Saktor would not comment on a possible strike. Last month, however, as a speaker at a teachers' protest, he mentioned that the KOZ was considering calling a general strike on November 17, the 10th anniversary of the Czechoslovak Velvet Revolution.
Saktor faulted the entire political system for the worker's woes. Since communism, he announced at the rally, the average Slovak has suffered. The social system, he continued, has collapsed. "We have to pay for everything that we had for free before," he said to a sympathetic crowd, adding that under the Dzurinda government the living standard of 80% of the Slovak population has fallen.
According to Roman Kováč, chief of the ruling SDK party's parliamentary club, such statements by Saktor will worsen the position of KOZ in the International Confederation of Free Unions.
Saktor, a political independent who was last year thought to be close to the coalition SOP party, labelled Saturday's rally as positive and said that the KOZ had resisted all attempts by political parties to use the labour union rally for their purposes. "There were as many as 50,000 people, and among them I guess 30% were HZDS [opposition party] supporters," he said. "But the rally was clearly a union action."
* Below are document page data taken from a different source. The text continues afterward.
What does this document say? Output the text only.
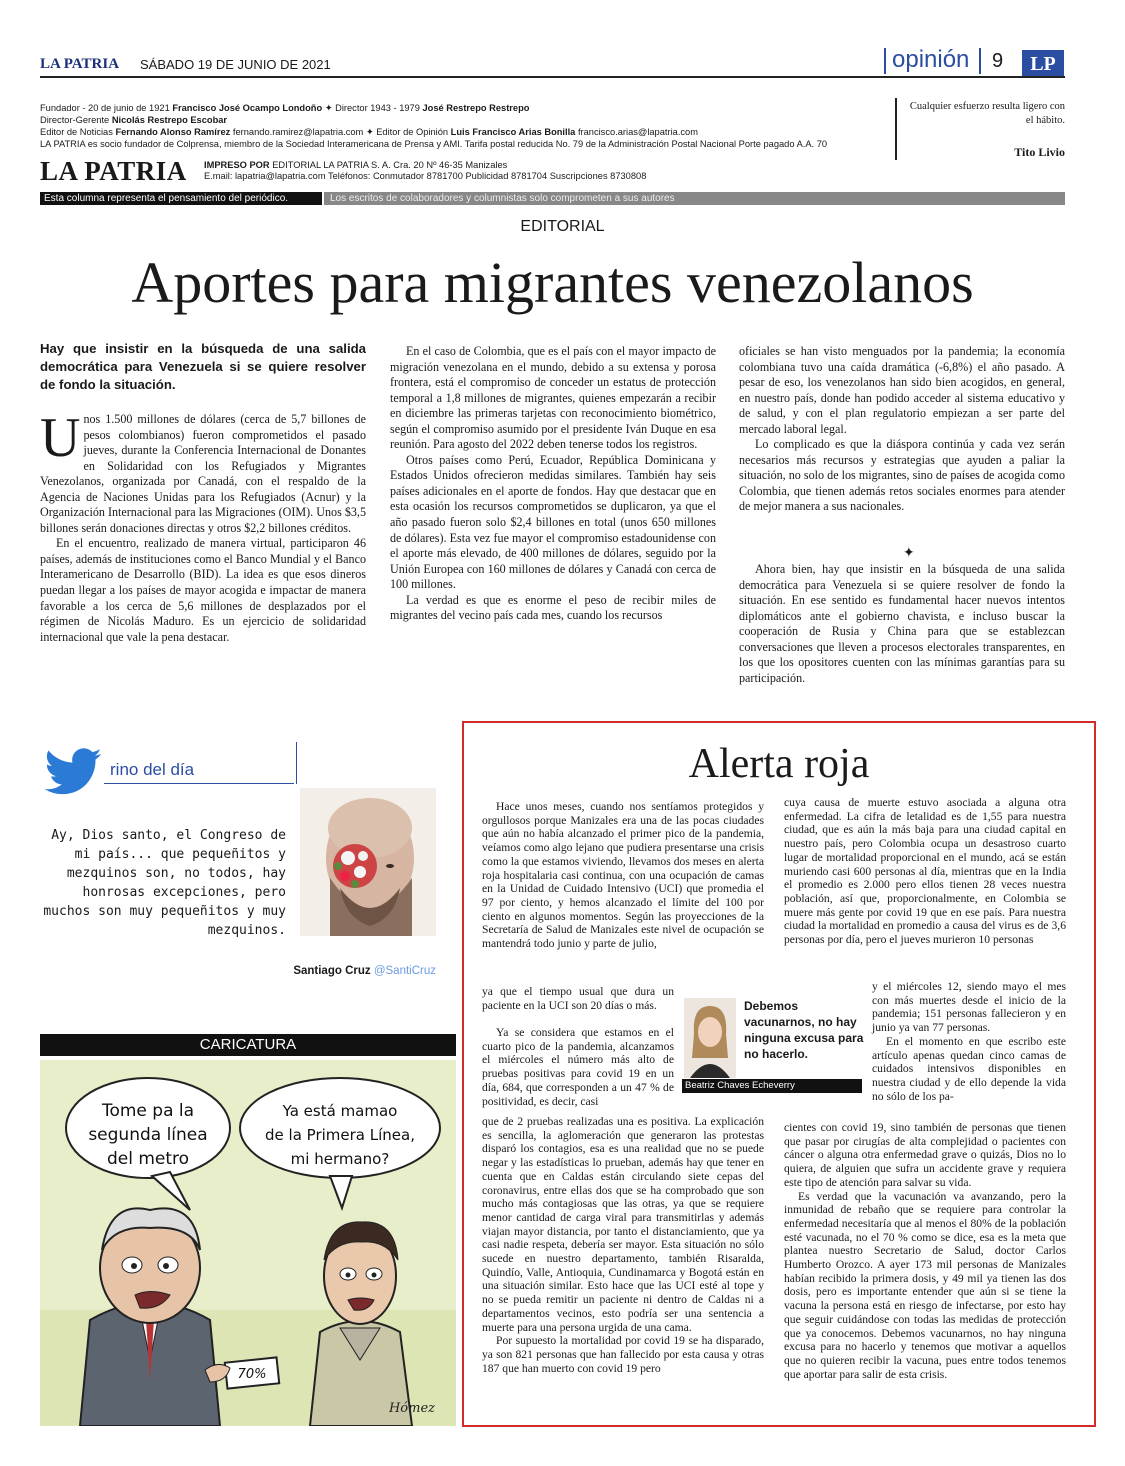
LA PATRIA SÁBADO 19 DE JUNIO DE 2021	opinión 9	LP
Fundador - 20 de junio de 1921 Francisco José Ocampo Londoño ✦ Director 1943 - 1979 José Restrepo Restrepo
Director-Gerente Nicolás Restrepo Escobar
Editor de Noticias Fernando Alonso Ramírez fernando.ramirez@lapatria.com ✦ Editor de Opinión Luis Francisco Arias Bonilla francisco.arias@lapatria.com
LA PATRIA es socio fundador de Colprensa, miembro de la Sociedad Interamericana de Prensa y AMI. Tarifa postal reducida No. 79 de la Administración Postal Nacional Porte pagado A.A. 70
Cualquier esfuerzo resulta ligero con el hábito.
Tito Livio
LA PATRIA IMPRESO POR EDITORIAL LA PATRIA S. A. Cra. 20 Nº 46-35 Manizales
E.mail: lapatria@lapatria.com Teléfonos: Conmutador 8781700 Publicidad 8781704 Suscripciones 8730808
Esta columna representa el pensamiento del periódico.	Los escritos de colaboradores y columnistas solo comprometen a sus autores
EDITORIAL
Aportes para migrantes venezolanos
Hay que insistir en la búsqueda de una salida democrática para Venezuela si se quiere resolver de fondo la situación.
U nos 1.500 millones de dólares (cerca de 5,7 billones de pesos colombianos) fueron comprometidos el pasado jueves, durante la Conferencia Internacional de Donantes en Solidaridad con los Refugiados y Migrantes Venezolanos, organizada por Canadá, con el respaldo de la Agencia de Naciones Unidas para los Refugiados (Acnur) y la Organización Internacional para las Migraciones (OIM). Unos $3,5 billones serán donaciones directas y otros $2,2 billones créditos.

En el encuentro, realizado de manera virtual, participaron 46 países, además de instituciones como el Banco Mundial y el Banco Interamericano de Desarrollo (BID). La idea es que esos dineros puedan llegar a los países de mayor acogida e impactar de manera favorable a los cerca de 5,6 millones de desplazados por el régimen de Nicolás Maduro. Es un ejercicio de solidaridad internacional que vale la pena destacar.

En el caso de Colombia, que es el país con el mayor impacto de migración venezolana en el mundo, debido a su extensa y porosa frontera, está el compromiso de conceder un estatus de protección temporal a 1,8 millones de migrantes, quienes empezarán a recibir en diciembre las primeras tarjetas con reconocimiento biométrico, según el compromiso asumido por el presidente Iván Duque en esa reunión. Para agosto del 2022 deben tenerse todos los registros.

Otros países como Perú, Ecuador, República Dominicana y Estados Unidos ofrecieron medidas similares. También hay seis países adicionales en el aporte de fondos. Hay que destacar que en esta ocasión los recursos comprometidos se duplicaron, ya que el año pasado fueron solo $2,4 billones en total (unos 650 millones de dólares). Esta vez fue mayor el compromiso estadounidense con el aporte más elevado, de 400 millones de dólares, seguido por la Unión Europea con 160 millones de dólares y Canadá con cerca de 100 millones.

La verdad es que es enorme el peso de recibir miles de migrantes del vecino país cada mes, cuando los recursos

oficiales se han visto menguados por la pandemia; la economía colombiana tuvo una caída dramática (-6,8%) el año pasado. A pesar de eso, los venezolanos han sido bien acogidos, en general, en nuestro país, donde han podido acceder al sistema educativo y de salud, y con el plan regulatorio empiezan a ser parte del mercado laboral legal.

Lo complicado es que la diáspora continúa y cada vez serán necesarios más recursos y estrategias que ayuden a paliar la situación, no solo de los migrantes, sino de países de acogida como Colombia, que tienen además retos sociales enormes para atender de mejor manera a sus nacionales.

✦

Ahora bien, hay que insistir en la búsqueda de una salida democrática para Venezuela si se quiere resolver de fondo la situación. En ese sentido es fundamental hacer nuevos intentos diplomáticos ante el gobierno chavista, e incluso buscar la cooperación de Rusia y China para que se establezcan conversaciones que lleven a procesos electorales transparentes, en los que los opositores cuenten con las mínimas garantías para su participación.

rino del día
Ay, Dios santo, el Congreso de mi país... que pequeñitos y mezquinos son, no todos, hay honrosas excepciones, pero muchos son muy pequeñitos y muy mezquinos.
Santiago Cruz @SantiCruz
CARICATURA
Tome pa la
segunda línea
del metro
Ya está mamao
de la Primera Línea,
mi hermano?
70%
Hómez
Alerta roja

Hace unos meses, cuando nos sentíamos protegidos y orgullosos porque Manizales era una de las pocas ciudades que aún no había alcanzado el primer pico de la pandemia, veíamos como algo lejano que pudiera presentarse una crisis como la que estamos viviendo, llevamos dos meses en alerta roja hospitalaria casi continua, con una ocupación de camas en la Unidad de Cuidado Intensivo (UCI) que promedia el 97 por ciento, y hemos alcanzado el límite del 100 por ciento en algunos momentos. Según las proyecciones de la Secretaría de Salud de Manizales este nivel de ocupación se mantendrá todo junio y parte de julio,

ya que el tiempo usual que dura un paciente en la UCI son 20 días o más.

Ya se considera que estamos en el cuarto pico de la pandemia, alcanzamos el miércoles el número más alto de pruebas positivas para covid 19 en un día, 684, que corresponden a un 47 % de positividad, es decir, casi

que de 2 pruebas realizadas una es positiva. La explicación es sencilla, la aglomeración que generaron las protestas disparó los contagios, esa es una realidad que no se puede negar y las estadísticas lo prueban, además hay que tener en cuenta que en Caldas están circulando siete cepas del coronavirus, entre ellas dos que se ha comprobado que son mucho más contagiosas que las otras, ya que se requiere menor cantidad de carga viral para transmitirlas y además viajan mayor distancia, por tanto el distanciamiento, que ya casi nadie respeta, debería ser mayor. Esta situación no sólo sucede en nuestro departamento, también Risaralda, Quindío, Valle, Antioquia, Cundinamarca y Bogotá están en una situación similar. Esto hace que las UCI esté al tope y no se pueda remitir un paciente ni dentro de Caldas ni a departamentos vecinos, esto podría ser una sentencia a muerte para una persona urgida de una cama.

Por supuesto la mortalidad por covid 19 se ha disparado, ya son 821 personas que han fallecido por esta causa y otras 187 que han muerto con covid 19 pero

cuya causa de muerte estuvo asociada a alguna otra enfermedad. La cifra de letalidad es de 1,55 para nuestra ciudad, que es aún la más baja para una ciudad capital en nuestro país, pero Colombia ocupa un desastroso cuarto lugar de mortalidad proporcional en el mundo, acá se están muriendo casi 600 personas al día, mientras que en la India el promedio es 2.000 pero ellos tienen 28 veces nuestra población, así que, proporcionalmente, en Colombia se muere más gente por covid 19 que en ese país. Para nuestra ciudad la mortalidad en promedio a causa del virus es de 3,6 personas por día, pero el jueves murieron 10 personas

y el miércoles 12, siendo mayo el mes con más muertes desde el inicio de la pandemia; 151 personas fallecieron y en junio ya van 77 personas.

En el momento en que escribo este artículo apenas quedan cinco camas de cuidados intensivos disponibles en nuestra ciudad y de ello depende la vida no sólo de los pa-

cientes con covid 19, sino también de personas que tienen que pasar por cirugías de alta complejidad o pacientes con cáncer o alguna otra enfermedad grave o quizás, Dios no lo quiera, de alguien que sufra un accidente grave y requiera este tipo de atención para salvar su vida.

Es verdad que la vacunación va avanzando, pero la inmunidad de rebaño que se requiere para controlar la enfermedad necesitaría que al menos el 80% de la población esté vacunada, no el 70 % como se dice, esa es la meta que plantea nuestro Secretario de Salud, doctor Carlos Humberto Orozco. A ayer 173 mil personas de Manizales habían recibido la primera dosis, y 49 mil ya tienen las dos dosis, pero es importante entender que aún si se tiene la vacuna la persona está en riesgo de infectarse, por esto hay que seguir cuidándose con todas las medidas de protección que ya conocemos. Debemos vacunarnos, no hay ninguna excusa para no hacerlo y tenemos que motivar a aquellos que no quieren recibir la vacuna, pues entre todos tenemos que aportar para salir de esta crisis.

Debemos vacunarnos, no hay ninguna excusa para no hacerlo.
Beatriz Chaves Echeverry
Also seen on the square were representatives of the former (1994-98) government, such as Ján Ľupták, the chairman of the former governmental Workers Party (ZRS), and former Environment Minister Jozef Zlocha. Many protesters held HZDS flags over their heads and called for the dismissal of Dzurinda's cabinet.
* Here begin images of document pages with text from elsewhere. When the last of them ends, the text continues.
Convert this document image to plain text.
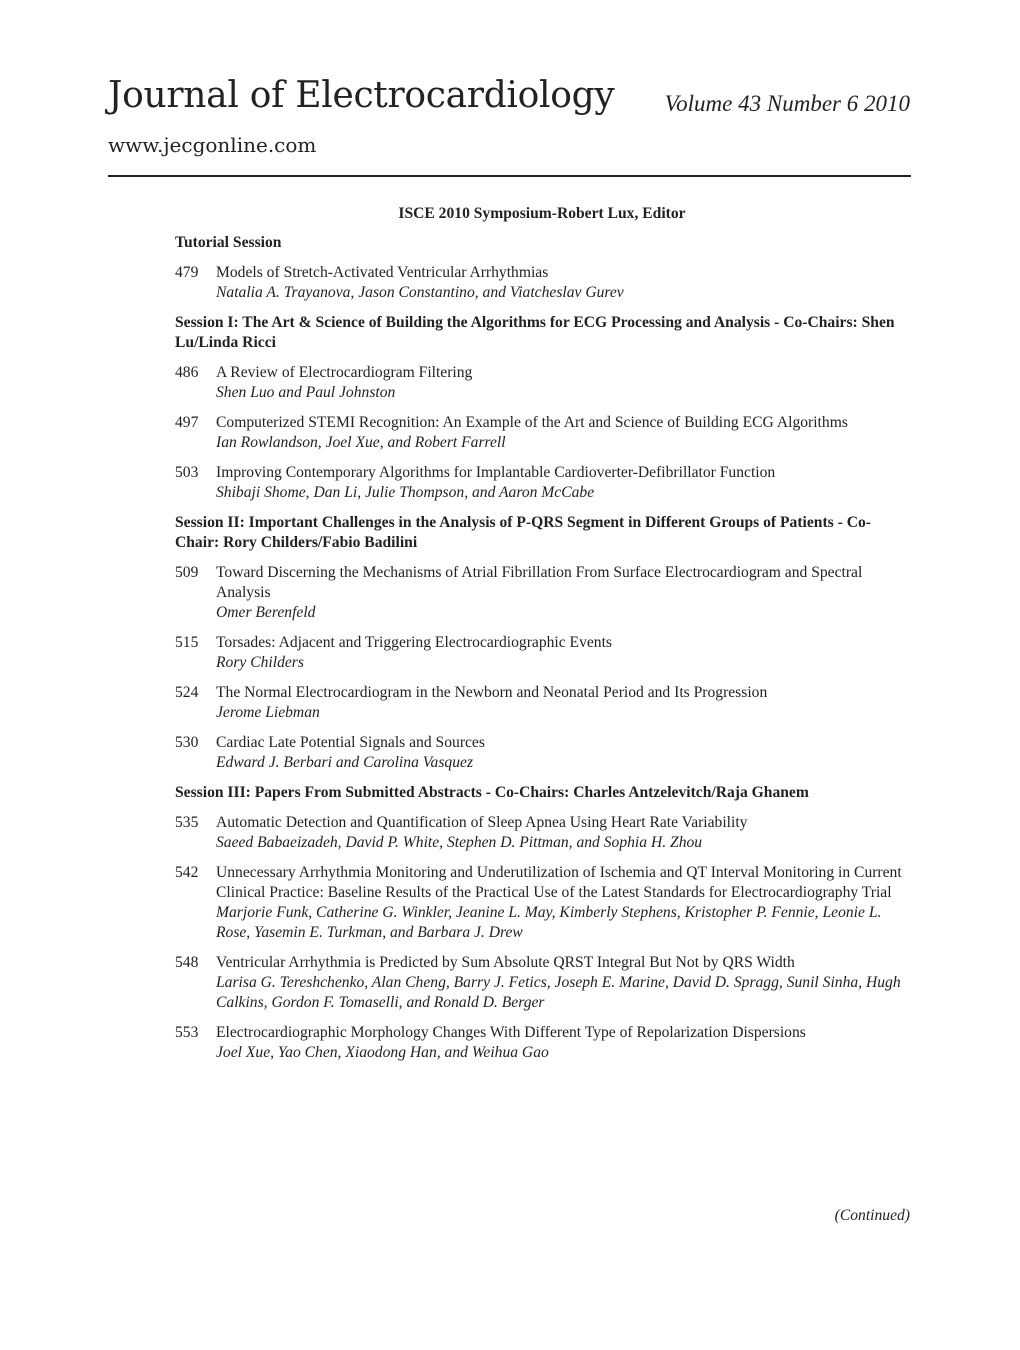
Journal of Electrocardiology Volume 43 Number 6 2010
www.jecgonline.com
ISCE 2010 Symposium-Robert Lux, Editor
Tutorial Session
479 Models of Stretch-Activated Ventricular Arrhythmias
Natalia A. Trayanova, Jason Constantino, and Viatcheslav Gurev
Session I: The Art & Science of Building the Algorithms for ECG Processing and Analysis - Co-Chairs: Shen Lu/Linda Ricci
486 A Review of Electrocardiogram Filtering
Shen Luo and Paul Johnston
497 Computerized STEMI Recognition: An Example of the Art and Science of Building ECG Algorithms
Ian Rowlandson, Joel Xue, and Robert Farrell
503 Improving Contemporary Algorithms for Implantable Cardioverter-Defibrillator Function
Shibaji Shome, Dan Li, Julie Thompson, and Aaron McCabe
Session II: Important Challenges in the Analysis of P-QRS Segment in Different Groups of Patients - Co-Chair: Rory Childers/Fabio Badilini
509 Toward Discerning the Mechanisms of Atrial Fibrillation From Surface Electrocardiogram and Spectral Analysis
Omer Berenfeld
515 Torsades: Adjacent and Triggering Electrocardiographic Events
Rory Childers
524 The Normal Electrocardiogram in the Newborn and Neonatal Period and Its Progression
Jerome Liebman
530 Cardiac Late Potential Signals and Sources
Edward J. Berbari and Carolina Vasquez
Session III: Papers From Submitted Abstracts - Co-Chairs: Charles Antzelevitch/Raja Ghanem
535 Automatic Detection and Quantification of Sleep Apnea Using Heart Rate Variability
Saeed Babaeizadeh, David P. White, Stephen D. Pittman, and Sophia H. Zhou
542 Unnecessary Arrhythmia Monitoring and Underutilization of Ischemia and QT Interval Monitoring in Current Clinical Practice: Baseline Results of the Practical Use of the Latest Standards for Electrocardiography Trial
Marjorie Funk, Catherine G. Winkler, Jeanine L. May, Kimberly Stephens, Kristopher P. Fennie, Leonie L. Rose, Yasemin E. Turkman, and Barbara J. Drew
548 Ventricular Arrhythmia is Predicted by Sum Absolute QRST Integral But Not by QRS Width
Larisa G. Tereshchenko, Alan Cheng, Barry J. Fetics, Joseph E. Marine, David D. Spragg, Sunil Sinha, Hugh Calkins, Gordon F. Tomaselli, and Ronald D. Berger
553 Electrocardiographic Morphology Changes With Different Type of Repolarization Dispersions
Joel Xue, Yao Chen, Xiaodong Han, and Weihua Gao
(Continued)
Finance Minister Brigita Schmögnerová, who is a member of the former communist SDĽ party, came to the rally to talk to the workers and explain the root causes of the country's terrible economic situation. But she wasn't allowed onto the podium. The SITA press agency on Saturday reported that some of the unionists even tried to attack her physically.
"The rally was abused by the political opposition and by people who had no right to be there," said Jaroslav Volf, chairman of the Slovak Social Democratic Party (SDSS). The SDSS, which forms a small faction within the SDK, was the only government party which supported the organising of Saturday's event.
Monday's edition of the Práca daily, a labour newspaper, published a short opinion poll taken during the rally. The poll showed that most of participants hadn't viewed the meeting as a political action, but instead as an opportunity to show their disagreement with the government's economic policy.
In another political tangle, some rightist youth organisations accused the KOZ of spending far more money on the rally than it had admitted to its members. While the KOZ had said total expenses of the rally would be about 100,000 Slovak crowns ($2,400), the Christian Democratic Movement (KDMS) and Democratic Party (ODM) youth organizations placed the figure at between 13 to 15 million crowns.
The KOZ did not respond to the charges, and no union members have publicly complained that the money for the rally was misspent.
According to Slovak Police vice-president Jozef Petráš, 146 state and 30 metropolitan policemen kept order at the rally. No riots were reported.
The last mass union protest was held in Bratislava in 1995. At that time, as many as 30,000 people showed up on SNP square to protest against the economic policy of Mečiar's government.